The second annual Hands-On event targets foodservices operators and aims to increase consumption of fruits and vegetables by inspiring creative ways to use produce in restaurants and in homes. Presenting organizations were: Monsanto, National Mango Board, Ontario Greenhouse Vegetable Growers, Pear Bureau Northwest and Potatoes USA.
Jill Overdorf, director of business and culinary development and corporate executive chef for Coosemans LA Shipping, led the event with an introduction to the trends and hot culinary forces shaping today’s produce industry.
The workshop’s themes touched upon flavor profiles, food presentation and root-to-flower usage to influence excitement within the industry, which ultimately beams down to consumers.
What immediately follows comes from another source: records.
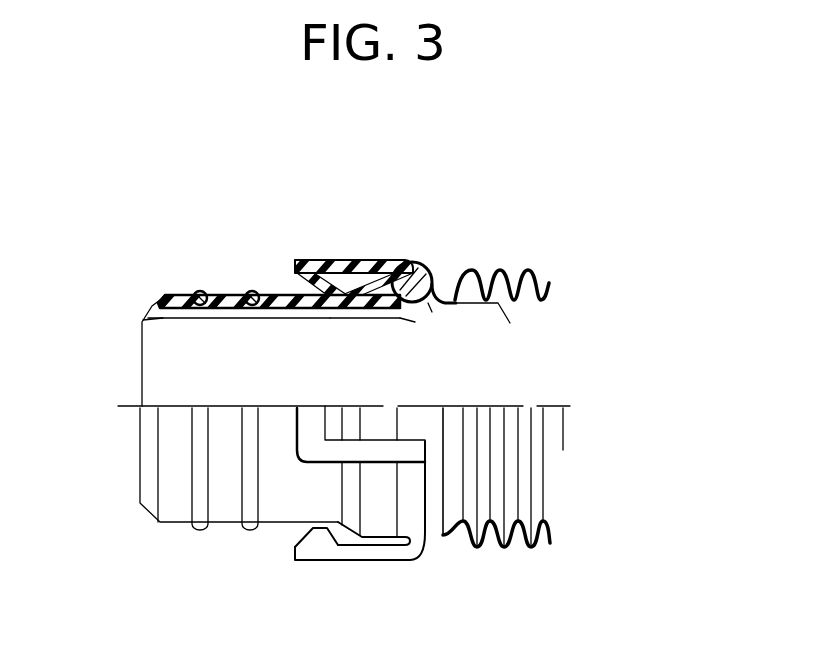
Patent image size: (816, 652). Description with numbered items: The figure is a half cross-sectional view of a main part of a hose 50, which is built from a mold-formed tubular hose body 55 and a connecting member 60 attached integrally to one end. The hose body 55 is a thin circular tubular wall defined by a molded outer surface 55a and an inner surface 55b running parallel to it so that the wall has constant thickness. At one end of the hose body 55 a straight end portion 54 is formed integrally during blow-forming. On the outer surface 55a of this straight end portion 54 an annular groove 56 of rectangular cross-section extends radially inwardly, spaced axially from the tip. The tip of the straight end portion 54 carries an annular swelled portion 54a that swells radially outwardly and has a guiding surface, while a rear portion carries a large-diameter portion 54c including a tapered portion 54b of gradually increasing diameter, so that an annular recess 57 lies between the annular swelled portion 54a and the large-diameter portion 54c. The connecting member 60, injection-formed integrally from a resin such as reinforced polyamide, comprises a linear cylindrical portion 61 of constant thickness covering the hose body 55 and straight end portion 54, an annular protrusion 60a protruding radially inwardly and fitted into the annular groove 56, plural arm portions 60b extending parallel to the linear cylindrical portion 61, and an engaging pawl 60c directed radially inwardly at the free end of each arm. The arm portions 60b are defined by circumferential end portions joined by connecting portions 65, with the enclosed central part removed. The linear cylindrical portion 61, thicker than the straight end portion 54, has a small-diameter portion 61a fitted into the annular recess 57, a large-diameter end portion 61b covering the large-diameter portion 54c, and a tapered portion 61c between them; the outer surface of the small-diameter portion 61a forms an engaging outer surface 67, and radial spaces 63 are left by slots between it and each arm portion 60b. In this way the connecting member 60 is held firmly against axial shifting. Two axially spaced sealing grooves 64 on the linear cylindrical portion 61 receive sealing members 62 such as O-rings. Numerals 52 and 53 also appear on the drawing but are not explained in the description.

The hose 50 is at (499, 166).
The bellows 52 is at (507, 548).
The coil spring 53 is at (545, 282).
The straight end portion 54 is at (316, 316).
The annular swelled portion 54a is at (145, 305).
The tapered portion 54b is at (362, 313).
The large-diameter portion 54c is at (400, 322).
The hose body 55 is at (441, 545).
The outer surface 55a is at (453, 273).
The inner surface 55b is at (515, 328).
The annular groove 56 is at (428, 308).
The annular recess 57 is at (218, 318).
The connecting member 60 is at (413, 560).
The annular protrusion 60a is at (420, 266).
The arm portions 60b is at (387, 244).
The engaging pawl 60c is at (313, 260).
The linear cylindrical portion 61 is at (229, 293).
The small-diameter portion 61a is at (280, 318).
The large-diameter end portion 61b is at (352, 260).
The tapered portion 61c is at (335, 260).
The sealing members 62 is at (200, 530).
The radial spaces 63 is at (340, 530).
The sealing grooves 64 is at (197, 291).
The connecting portions 65 is at (305, 433).
The engaging outer surface 67 is at (224, 530).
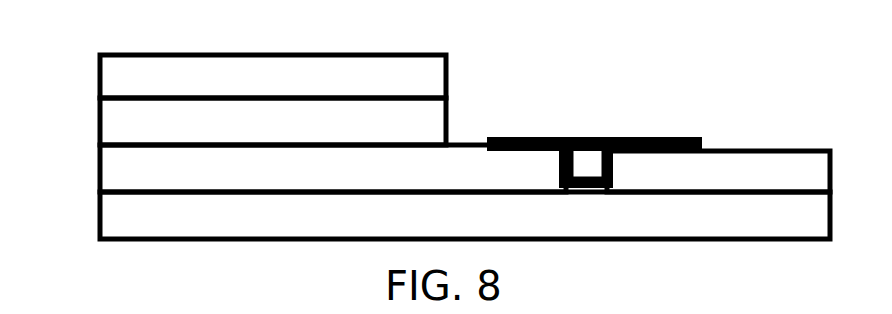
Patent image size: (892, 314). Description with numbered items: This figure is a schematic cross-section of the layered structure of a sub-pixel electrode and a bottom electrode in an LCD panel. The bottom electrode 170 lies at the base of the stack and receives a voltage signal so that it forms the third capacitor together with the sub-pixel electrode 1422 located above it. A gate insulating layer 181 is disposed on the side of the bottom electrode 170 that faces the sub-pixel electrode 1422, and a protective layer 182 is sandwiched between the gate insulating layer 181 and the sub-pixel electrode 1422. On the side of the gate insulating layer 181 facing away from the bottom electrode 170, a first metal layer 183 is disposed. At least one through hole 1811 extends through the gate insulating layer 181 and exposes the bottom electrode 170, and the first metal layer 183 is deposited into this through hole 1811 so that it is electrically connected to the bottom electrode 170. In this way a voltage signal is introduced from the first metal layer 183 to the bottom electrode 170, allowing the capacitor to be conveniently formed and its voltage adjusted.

The bottom electrode 170 is at (113, 226).
The gate insulating layer 181 is at (107, 174).
The protective layer 182 is at (118, 130).
The sub-pixel electrode 1422 is at (108, 75).
The first metal layer 183 is at (665, 138).
The through hole 1811 is at (585, 163).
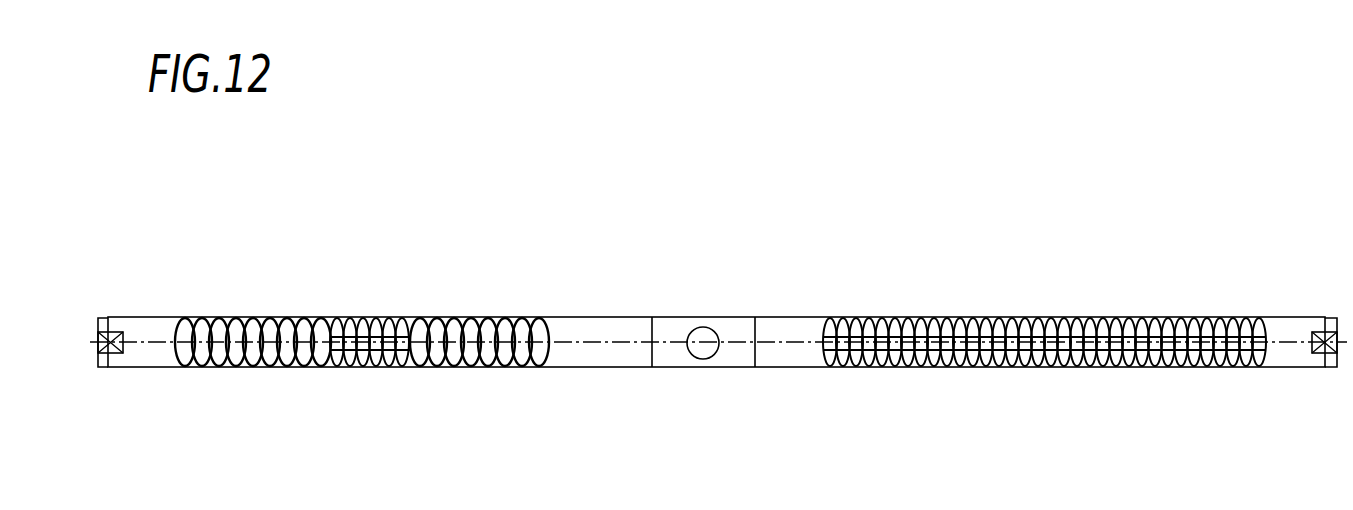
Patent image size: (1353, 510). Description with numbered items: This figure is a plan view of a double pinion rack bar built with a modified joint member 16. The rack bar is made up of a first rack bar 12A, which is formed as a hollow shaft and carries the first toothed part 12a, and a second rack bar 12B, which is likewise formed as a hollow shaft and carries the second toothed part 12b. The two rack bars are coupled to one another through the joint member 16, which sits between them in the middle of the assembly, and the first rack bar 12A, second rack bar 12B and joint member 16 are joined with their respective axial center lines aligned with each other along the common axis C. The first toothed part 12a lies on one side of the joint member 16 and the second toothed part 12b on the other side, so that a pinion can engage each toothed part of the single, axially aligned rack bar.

The first rack bar 12A is at (362, 345).
The second rack bar 12B is at (1024, 345).
The first toothed part 12a is at (388, 367).
The second toothed part 12b is at (1025, 367).
The joint member 16 is at (702, 367).
The central axis C is at (603, 342).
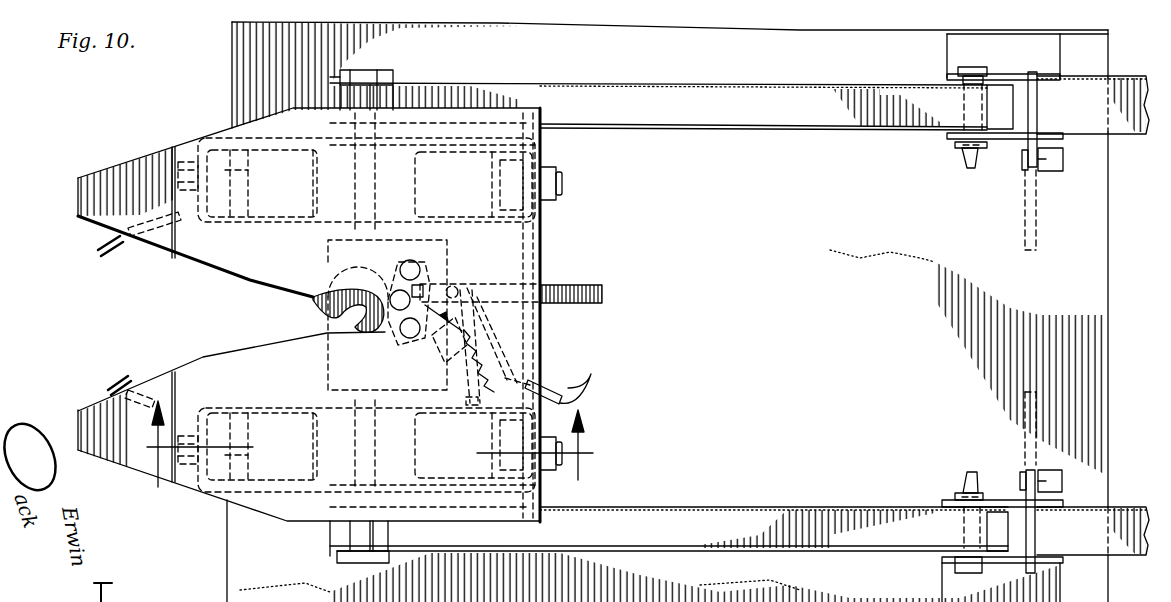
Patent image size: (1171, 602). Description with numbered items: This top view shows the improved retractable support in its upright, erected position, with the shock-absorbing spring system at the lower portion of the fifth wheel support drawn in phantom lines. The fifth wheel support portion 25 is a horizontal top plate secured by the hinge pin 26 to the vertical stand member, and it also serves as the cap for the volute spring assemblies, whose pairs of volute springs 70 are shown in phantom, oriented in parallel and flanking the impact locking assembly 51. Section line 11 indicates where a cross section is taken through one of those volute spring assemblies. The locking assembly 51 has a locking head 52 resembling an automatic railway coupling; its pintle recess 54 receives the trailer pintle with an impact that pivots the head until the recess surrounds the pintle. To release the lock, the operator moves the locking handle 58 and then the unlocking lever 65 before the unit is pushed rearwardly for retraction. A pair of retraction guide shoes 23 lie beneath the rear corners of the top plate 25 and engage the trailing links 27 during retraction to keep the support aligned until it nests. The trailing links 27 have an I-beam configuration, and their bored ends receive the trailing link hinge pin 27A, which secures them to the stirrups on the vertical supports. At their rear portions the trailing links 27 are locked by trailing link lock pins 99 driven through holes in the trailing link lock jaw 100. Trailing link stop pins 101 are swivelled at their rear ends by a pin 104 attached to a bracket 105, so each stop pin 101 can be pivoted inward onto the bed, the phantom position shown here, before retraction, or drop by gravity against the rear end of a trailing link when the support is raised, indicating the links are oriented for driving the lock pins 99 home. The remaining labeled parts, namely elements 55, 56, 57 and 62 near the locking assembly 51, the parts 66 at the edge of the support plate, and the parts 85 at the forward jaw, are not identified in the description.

The retraction guide shoes 23 is at (540, 108).
The trailing link 27 is at (765, 108).
The trailing link hinge pin 27A is at (378, 115).
The trailing link lock jaw 100 is at (1000, 72).
The trailing link lock pins 99 is at (970, 168).
The trailing link stop pins 101 is at (1036, 112).
The bracket 105 is at (1050, 171).
The pin 104 is at (1020, 170).
The bolt 66 is at (565, 155).
The volute springs 70 is at (287, 200).
The hinge pin 26 is at (320, 408).
The pin 85 is at (110, 240).
The locking head 52 is at (313, 296).
The pintle recess 54 is at (343, 292).
The fifth wheel support portion 25 is at (507, 267).
The roller 56 is at (420, 268).
The roller 55 is at (392, 330).
The roller 57 is at (408, 342).
The unlocking lever 65 is at (580, 290).
The rack 62 is at (474, 340).
The impact locking mechanism 51 is at (570, 352).
The locking handle 58 is at (597, 377).
The section line 11 is at (370, 444).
Some of the Top Trends from Overdorf’s experiences include: cauliflower, imperfect produce, pickling (Overdorf gave an example of pickled green strawberries), global flavors and spices (such as turmeric), and food colors as a fashionable template for plate appeal, and — yes — apparel. A rule of thumb is three colors on a plate make it great.
Potatoes USA was first on stage for presentation and demonstration. Its in-house chef taught the Hasselback cutting technique for a Russet potato. By placing two chop sticks (or wooden spoons) below the potato as a brace, you can cut thin slices lengthwise along one side of the potato — leaving the slices to fan out as they cook. Add seasonings, sauces or spices as a topping for unique flavor and stellar presentation.
Ontario Greenhouse Vegetable Growers represents more than 200 hydroponic greenhouse growers in Ontario, focusing on tomatoes, bell peppers and cucumbers. Its demonstration included recipes and usage of spiralizers and Mandolin-style slicers.
The National Mango Board discussed the fruit’s varieties and flavor profiles as well as demonstrated ripeness testing for in-store purchases and cutting techniques. Chef Robert Danhi cooked a jasmine rice pudding with mangos that was a crowd favorite during the lunch, which included all five of the produce items in different variations to complete the plate.
Pear Bureau Northwest shared the year-round options of pears and conditioning practices. Its demonstration showed cooking and cutting techniques for grilling, sautéing and brining.
Monsanto’s interest in being a participating partner at the event was to obtain feedback on what the foodservice industry is looking for so seed development can be implemented for future crops. Steve Martori, a farmer and managing member for Scottsdale, AZ-based Martori Farms, talked about his use of the Seminis melon seeds. Attendees sampled the Charentais orange-fleshed melon, the Galia green-fleshed melon, and the Golden Honeydew white-fleshed melon.